My assessment: Late June or July would have been much better timing for repotting a tropical tree. It LOOKS like your tree will shed this flush of foliage, but judging by the number of leaves and how they are distributed on the tree, the tree was retaining reasonable vitality, so it SHOULD have enough energy reserves to push a new flush of foliage behind what it will probably shed.

That's not the end of the world, just a little setback (unless it doesn't happen). Watch leaf axils (the crotch where leaves meet stem) carefully for signs of new growth. If you see it, you're prolly home free. Your main concern now is to get the watering right. You want the soil damp - not soaking wet. Fertilize with a half strength dose of a 3:1:2 ratio fertilizer like 24-8-16, 12-4-8, 9-3-6, only after evidence of new growth.

Al




crazyhorse_ca
Halifax, NS
(Zone 5a)

May 1, 2010
7:32 PM

Post #7755777

To me it seems the 2/3 inorganic mix doesn't retain enough moisture so I worry the root ball isn't getting much water. It's encouraging that it may still sprout new foliage. My 10 year is telling everyone I killed my $250 tree because I listened to a stranger on the internet.
Thanks
Lee

tapla

tapla
Bay City, MI
(Zone 6a)

May 1, 2010
10:04 PM

Post #7756100

Let's be fair.
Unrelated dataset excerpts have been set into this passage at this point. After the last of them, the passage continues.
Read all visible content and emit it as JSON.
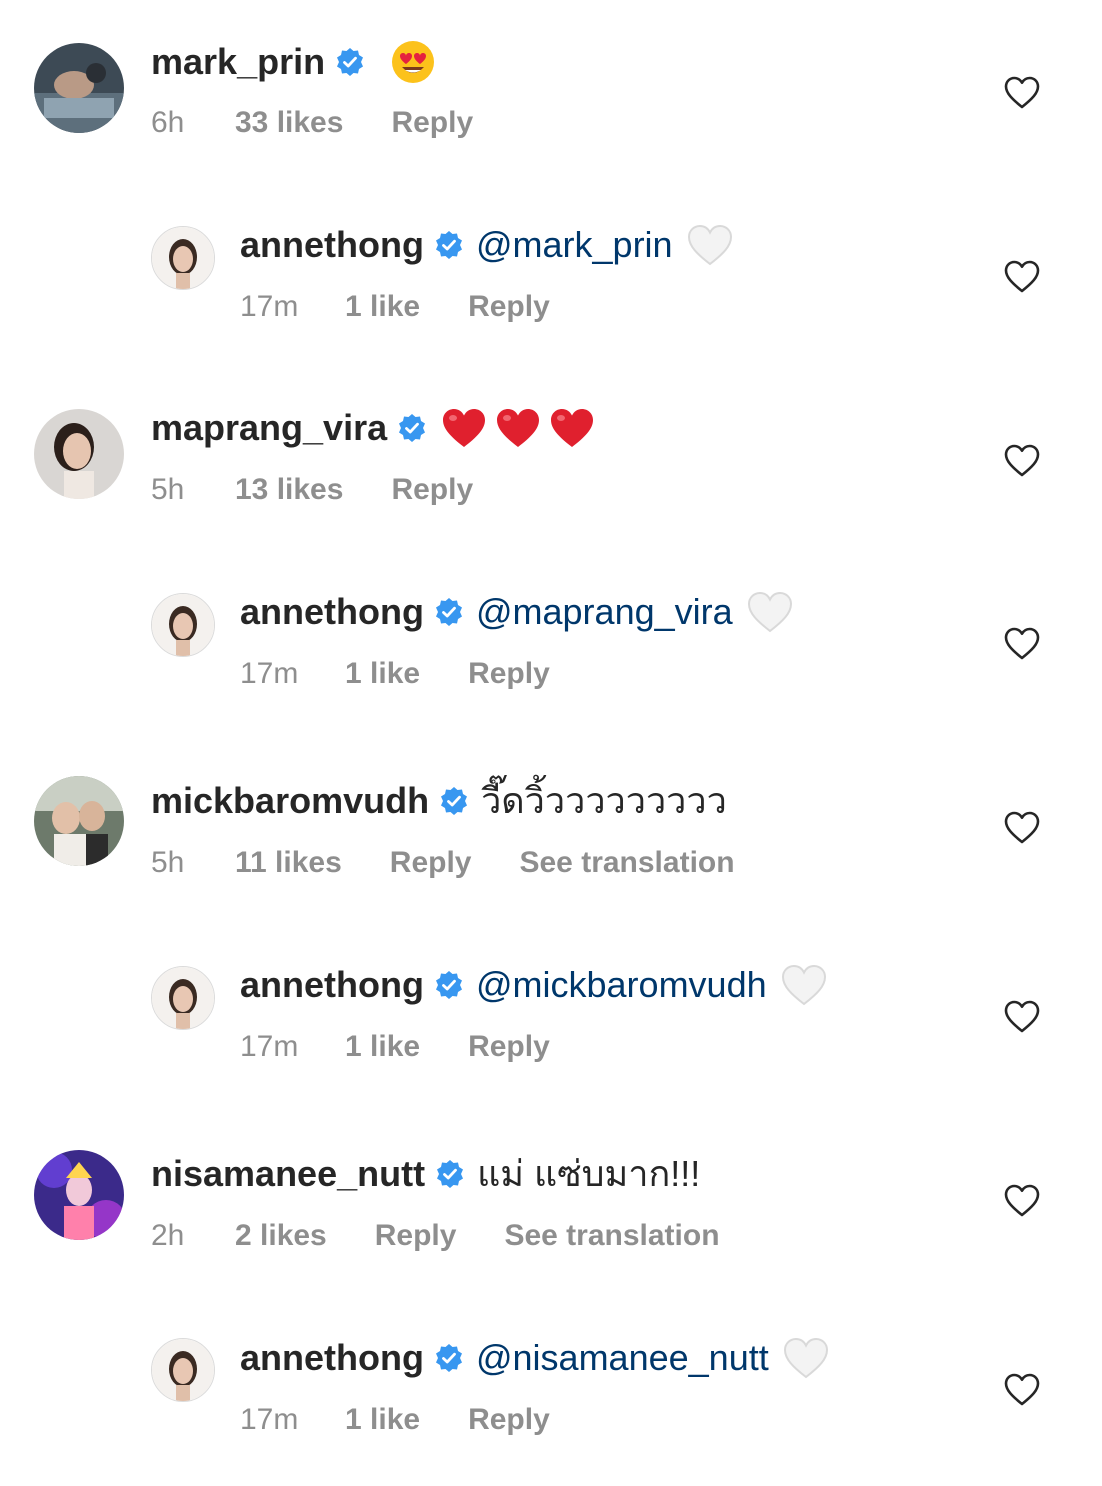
{
  "comments": [
    {
      "username": "mark_prin",
      "mention": "",
      "text": "",
      "emoji": [
        "heart-eyes"
      ],
      "time": "6h",
      "likes": "33 likes",
      "reply": "Reply",
      "translate": ""
    },
    {
      "username": "annethong",
      "mention": "@mark_prin",
      "text": "",
      "emoji": [
        "white-heart"
      ],
      "time": "17m",
      "likes": "1 like",
      "reply": "Reply",
      "translate": ""
    },
    {
      "username": "maprang_vira",
      "mention": "",
      "text": "",
      "emoji": [
        "red-heart",
        "red-heart",
        "red-heart"
      ],
      "time": "5h",
      "likes": "13 likes",
      "reply": "Reply",
      "translate": ""
    },
    {
      "username": "annethong",
      "mention": "@maprang_vira",
      "text": "",
      "emoji": [
        "white-heart"
      ],
      "time": "17m",
      "likes": "1 like",
      "reply": "Reply",
      "translate": ""
    },
    {
      "username": "mickbaromvudh",
      "mention": "",
      "text": "วี๊ดวิ้ววววววววว",
      "emoji": [],
      "time": "5h",
      "likes": "11 likes",
      "reply": "Reply",
      "translate": "See translation"
    },
    {
      "username": "annethong",
      "mention": "@mickbaromvudh",
      "text": "",
      "emoji": [
        "white-heart"
      ],
      "time": "17m",
      "likes": "1 like",
      "reply": "Reply",
      "translate": ""
    },
    {
      "username": "nisamanee_nutt",
      "mention": "",
      "text": "แม่ แซ่บมาก!!!",
      "emoji": [],
      "time": "2h",
      "likes": "2 likes",
      "reply": "Reply",
      "translate": "See translation"
    },
    {
      "username": "annethong",
      "mention": "@nisamanee_nutt",
      "text": "",
      "emoji": [
        "white-heart"
      ],
      "time": "17m",
      "likes": "1 like",
      "reply": "Reply",
      "translate": ""
    }
  ],
  "colors": {
    "username": "#262626",
    "meta": "#8e8e8e",
    "mention": "#00376b",
    "verified": "#3897f0"
  }
}
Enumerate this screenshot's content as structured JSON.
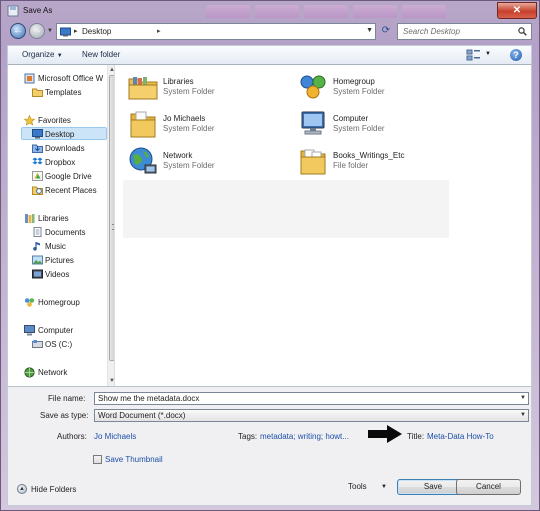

If you go back up and look at the thread, you'll see I gave instructions on how to flush the excess salts from the soil now, and said very plainly it's better to repot in early summer rather than to repot now, when your plant is at it's lowest energy level of the growth cycle. It's not the soil. I have 250-300 trees growing in that soil and I've repotted over 100 temperate trees into it so far this spring ... and I'll repot another 100 tropical trees into it between Memorial day the 4th of July. Hundreds (literally) of others are using it as well, and all reporting excellent success.

Al
crazyhorse_ca
Halifax, NS
(Zone 5a)

May 2, 2010
8:13 PM

Post #7758734

It was more of a comment/question rather than blame/criticism. I checked, and just like you said there are little 'buds' emerging just above the old branches connect to their trunk. Very interesting process.

Thanks
Lee

tapla

tapla
Bay City, MI
(Zone 6a)

May 3, 2010
9:07 AM

Post #7760069

Good - I'm relieved for you. I'm actually surprised at the extent of the wilting evident in the photo you sent. I'm not sure why it occurred, but it's very unusual for any of my trees to shed foliage when I repot, even though in trees with lower levels of cuticular wax some wilting is common. I beg a pardon for misinterpreting your comment. I'll keep my fingers crossed that the patient recovers quickly and fully.

BTW - I often do woody material repotting demonstrations for various clubs. It's much easier to SHOW someone how to repot in a hands-on setting than it is to describe it over the net. ;o)

Good luck!

Al



crazyhorse_ca
Halifax, NS
(Zone 5a)

May 4, 2010
9:37 PM

Post #7765354

Will keep you updated. definitely let me know when you're doing any demos. This time of year it gets a little crazy not just because of gardening -show season starts with the horses.